In this data note, we present a sorted pool of fetal magnetic resonance imaging (MRI) specimens. These were selected for a project seeking to further develop computer vision software called MaZda, which was originally created for magnetic resonance (MR) image analysis. A link to download the samples is provided in the manuscript herein. This data descriptor further explains how and why these fetal MRI samples were selected. Firstly, thousands of cross-sectional images obtained from fetal MRI scans were processed and sorted semi-manually with other software. We did so because a built-in “samplesort” (sorting algorithm) is missing in MaZda version 5. Additionally, the software is unfortunately lacking effective and efficient algorithms to allow automatic identification and segmentation of anatomical structures in fetal MRI samples. Hence, the final sorting steps were carried out manually via time-consuming methods (i.e., human visual detection and classifications by the gestational age of pregnancy and the rotational plane of the MR scanner). Thus, the latter correlates with the anatomical plane of the mother, rather than the hypothetical plane used to transect the fetus. In brief, we collated these fetal MRI samples in an effort to facilitate future research and discovery, especially to aid the improvement of MaZda.

Keywords

fetal MRI, automatic segmentation, algorithms, fetal brain, neuroinformatics, cybernetics, applied artificial intelligence

Revised Amendments from Version 1

We revised the first draft for clarity. Unnecessary words were omitted to make sure that the text flows from one logical point to another.

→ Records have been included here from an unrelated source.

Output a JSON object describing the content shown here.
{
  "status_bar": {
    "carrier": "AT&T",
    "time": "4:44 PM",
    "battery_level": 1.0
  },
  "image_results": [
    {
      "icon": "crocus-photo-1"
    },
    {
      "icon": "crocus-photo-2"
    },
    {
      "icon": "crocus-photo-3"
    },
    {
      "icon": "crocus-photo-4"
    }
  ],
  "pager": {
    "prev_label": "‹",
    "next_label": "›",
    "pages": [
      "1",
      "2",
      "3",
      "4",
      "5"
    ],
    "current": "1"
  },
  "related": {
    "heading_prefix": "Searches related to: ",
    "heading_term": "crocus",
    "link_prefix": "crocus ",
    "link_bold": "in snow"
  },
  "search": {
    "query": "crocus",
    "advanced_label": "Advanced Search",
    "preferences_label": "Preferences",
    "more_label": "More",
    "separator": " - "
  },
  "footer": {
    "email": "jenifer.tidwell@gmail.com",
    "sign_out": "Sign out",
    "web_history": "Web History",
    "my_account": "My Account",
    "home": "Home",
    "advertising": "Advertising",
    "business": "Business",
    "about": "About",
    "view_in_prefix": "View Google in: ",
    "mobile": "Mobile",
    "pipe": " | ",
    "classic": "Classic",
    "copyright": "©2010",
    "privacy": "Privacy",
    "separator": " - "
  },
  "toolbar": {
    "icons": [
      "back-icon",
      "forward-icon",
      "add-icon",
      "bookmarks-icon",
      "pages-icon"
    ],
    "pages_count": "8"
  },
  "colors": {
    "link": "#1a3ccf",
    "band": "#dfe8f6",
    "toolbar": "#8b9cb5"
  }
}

See the authors' detailed response to the review by Feng Shi
See the authors' detailed response to the review by Ivana Išgum

Introduction

Sample sorting can be useful for clinical research seeking to measure the feasibility of new ideas and to develop new technology. MaZda software (http://www.eletel.p.lodz.pl/programy/mazda/) makers and developers have shown that they are listening to their users by continuing to release updates and new versions1,2. The samples provided with the manuscript herein were collected and sorted especially for testing upcoming versions of MaZda. The aim is to continue to collaborate with MaZda software engineers in order to code target-recognition semantics and eventually build ideal algorithms for automatic segmentation of the prenatal brain. It is important to also note that it is not an easy task: to deconstruct the scientific knowledge acquired by radiologists after several hours of practice to master the skills of diagnostic imaging. Moreover, we have recently tested MaZda version 4.6 and version 5.0 and made some recommendations to the software engineers35. In reaction to our need, the MaZda team announced an upcoming version called qMaZda, being codeveloped with Weka (www.eletel.p.lodz.pl/pms/SoftwareQmazda.html; www.cs.waikato.ac.nz/ml/weka). We are expecting to see some improvements in qMaZda.

Methods

This dataset was created to improve the efficacy of MaZda. Sample collection was approved by the Research Ethics Committee of the Medical University of Lodz (permit number: RNN/213/13/KE). Subjects were informed with a written statement of consent for research and publication. As per agreement, personal information was removed from the original specimens.

Dataset 1.Fetal MRI data.
1.5/3T samples were manually sorted by gestational age and anatomical plane. Format: 32-bit BMP.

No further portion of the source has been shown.